When they told her Angelo was dead, she lost her hope.
“Help me, Saint George
,” Angelo prayed, beseeching the statue overlooking the church fountain. It wasn’t Saint George, but it could have been. Maybe it was Saint Jude, the patron saint of lost causes, the apostle of the impossible. If so, Angelo had a task for him.
“Help me face what is to come,” he murmured through lips that wouldn’t cooperate. “Help me get to Rome, and most of all, watch over Eva. Take care of Eva, until I can do it myself.”
He’d filled his belly with brackish water from the fountain and washed himself as best he could, trying not to think of the blood and death he carried on his skin and in his clothes. Then he turned and stumbled away from the fountain of the unknown saint and continued his painful slog toward Rome. He needed to reach Santa Cecilia before dawn. He had to find Eva.
Hours later, when he limped the final steps and collapsed against the gates of the convent, the church bells began to ring, but Angelo was too far gone to notice.

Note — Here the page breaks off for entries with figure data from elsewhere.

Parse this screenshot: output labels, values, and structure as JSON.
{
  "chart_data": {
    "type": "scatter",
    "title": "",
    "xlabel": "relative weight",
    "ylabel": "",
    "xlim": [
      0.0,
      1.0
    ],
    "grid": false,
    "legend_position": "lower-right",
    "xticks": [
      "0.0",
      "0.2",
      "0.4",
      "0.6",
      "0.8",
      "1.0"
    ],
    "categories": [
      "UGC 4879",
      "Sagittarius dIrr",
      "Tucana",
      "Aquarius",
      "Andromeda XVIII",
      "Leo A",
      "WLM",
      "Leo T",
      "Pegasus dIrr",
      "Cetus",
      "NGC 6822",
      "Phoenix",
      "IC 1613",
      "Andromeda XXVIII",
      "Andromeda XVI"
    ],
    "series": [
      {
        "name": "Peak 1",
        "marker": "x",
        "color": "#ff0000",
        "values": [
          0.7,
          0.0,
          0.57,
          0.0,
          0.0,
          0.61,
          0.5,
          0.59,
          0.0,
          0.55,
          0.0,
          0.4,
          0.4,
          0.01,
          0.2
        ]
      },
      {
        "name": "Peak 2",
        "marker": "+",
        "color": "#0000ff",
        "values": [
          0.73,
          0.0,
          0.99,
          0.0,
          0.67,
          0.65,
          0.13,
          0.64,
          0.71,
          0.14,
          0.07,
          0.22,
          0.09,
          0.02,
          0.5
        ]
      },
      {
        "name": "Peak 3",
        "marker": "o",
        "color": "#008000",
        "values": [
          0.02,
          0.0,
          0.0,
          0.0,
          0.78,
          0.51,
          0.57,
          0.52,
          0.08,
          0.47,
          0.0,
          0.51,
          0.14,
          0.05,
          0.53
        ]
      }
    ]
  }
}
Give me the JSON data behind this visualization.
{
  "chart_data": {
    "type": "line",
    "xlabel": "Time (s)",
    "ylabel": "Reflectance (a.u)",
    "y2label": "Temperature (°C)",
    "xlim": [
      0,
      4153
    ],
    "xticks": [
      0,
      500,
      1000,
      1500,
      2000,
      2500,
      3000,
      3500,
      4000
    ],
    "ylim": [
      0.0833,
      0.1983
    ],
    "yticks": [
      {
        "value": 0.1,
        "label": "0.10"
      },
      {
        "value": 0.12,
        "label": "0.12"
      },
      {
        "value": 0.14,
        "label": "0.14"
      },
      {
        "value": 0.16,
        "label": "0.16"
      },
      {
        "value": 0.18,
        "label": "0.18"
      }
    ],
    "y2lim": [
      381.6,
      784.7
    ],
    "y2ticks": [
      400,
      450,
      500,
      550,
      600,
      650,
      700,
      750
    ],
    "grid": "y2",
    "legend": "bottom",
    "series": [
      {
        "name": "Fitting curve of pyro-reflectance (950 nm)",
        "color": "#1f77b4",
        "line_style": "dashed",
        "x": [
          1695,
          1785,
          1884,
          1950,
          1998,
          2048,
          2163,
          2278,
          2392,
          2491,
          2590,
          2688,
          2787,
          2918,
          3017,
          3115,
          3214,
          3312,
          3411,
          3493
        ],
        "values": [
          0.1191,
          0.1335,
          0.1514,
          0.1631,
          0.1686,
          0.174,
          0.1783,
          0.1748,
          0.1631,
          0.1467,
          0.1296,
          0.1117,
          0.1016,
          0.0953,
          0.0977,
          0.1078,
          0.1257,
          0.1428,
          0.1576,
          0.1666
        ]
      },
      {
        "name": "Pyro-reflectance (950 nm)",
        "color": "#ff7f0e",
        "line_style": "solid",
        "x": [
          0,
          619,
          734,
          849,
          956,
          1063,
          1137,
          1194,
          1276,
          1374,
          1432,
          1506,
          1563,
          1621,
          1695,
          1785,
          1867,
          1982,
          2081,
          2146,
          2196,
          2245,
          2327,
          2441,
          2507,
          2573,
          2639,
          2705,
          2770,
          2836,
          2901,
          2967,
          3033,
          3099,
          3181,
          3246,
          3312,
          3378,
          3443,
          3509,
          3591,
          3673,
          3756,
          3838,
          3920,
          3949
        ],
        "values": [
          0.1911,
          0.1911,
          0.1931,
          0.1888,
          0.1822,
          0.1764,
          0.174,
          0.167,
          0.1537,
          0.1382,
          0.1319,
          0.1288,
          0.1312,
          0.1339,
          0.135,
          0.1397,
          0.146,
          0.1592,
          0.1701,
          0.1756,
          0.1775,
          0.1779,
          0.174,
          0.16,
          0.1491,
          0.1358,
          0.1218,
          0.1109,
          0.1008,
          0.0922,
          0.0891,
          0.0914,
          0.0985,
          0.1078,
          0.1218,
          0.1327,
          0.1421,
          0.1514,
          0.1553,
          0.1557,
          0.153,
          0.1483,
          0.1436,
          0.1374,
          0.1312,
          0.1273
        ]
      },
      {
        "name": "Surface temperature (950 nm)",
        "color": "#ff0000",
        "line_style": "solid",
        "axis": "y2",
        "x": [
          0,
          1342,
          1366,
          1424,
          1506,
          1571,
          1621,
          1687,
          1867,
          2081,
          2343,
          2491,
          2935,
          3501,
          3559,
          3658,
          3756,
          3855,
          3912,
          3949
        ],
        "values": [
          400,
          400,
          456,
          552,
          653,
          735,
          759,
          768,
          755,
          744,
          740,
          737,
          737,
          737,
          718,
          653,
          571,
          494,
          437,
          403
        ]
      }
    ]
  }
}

Eva was still wearing the gray dress she’d worn to work on Wednesday, still wearing her low-heeled black shoes and her little black belt. She was stylishly filthy. Her hair was matted. It hadn’t been brushed in—she thought back—days? How many days? Wednesday she had been arrested. Friday they had dragged Angelo away, Saturday morning she was loaded on a train. It was still Saturday, and she still sat in the stinking darkness of the cattle car, the press of bodies keeping her warm but making her want to climb up to the little window that sat high on the side, just so she could breathe air that hadn’t been breathed a hundred times and see a stretch of sky. There were only women and children in this car. The Jewish men detained in the prisons had been taken to help satisfy the numbers required for the reprisal killing. Just like Angelo.
Four days. It had been four days since she’d brushed her hair. Or her teeth. Or looked in a mirror. She had a strange feeling that if she saw herself, she wouldn’t recognize her face. Seven days ago, she’d lain in Angelo’s arms, the happiest she’d ever been in her entire life. Now she sat shivah over her old life in a train that would take her to her death.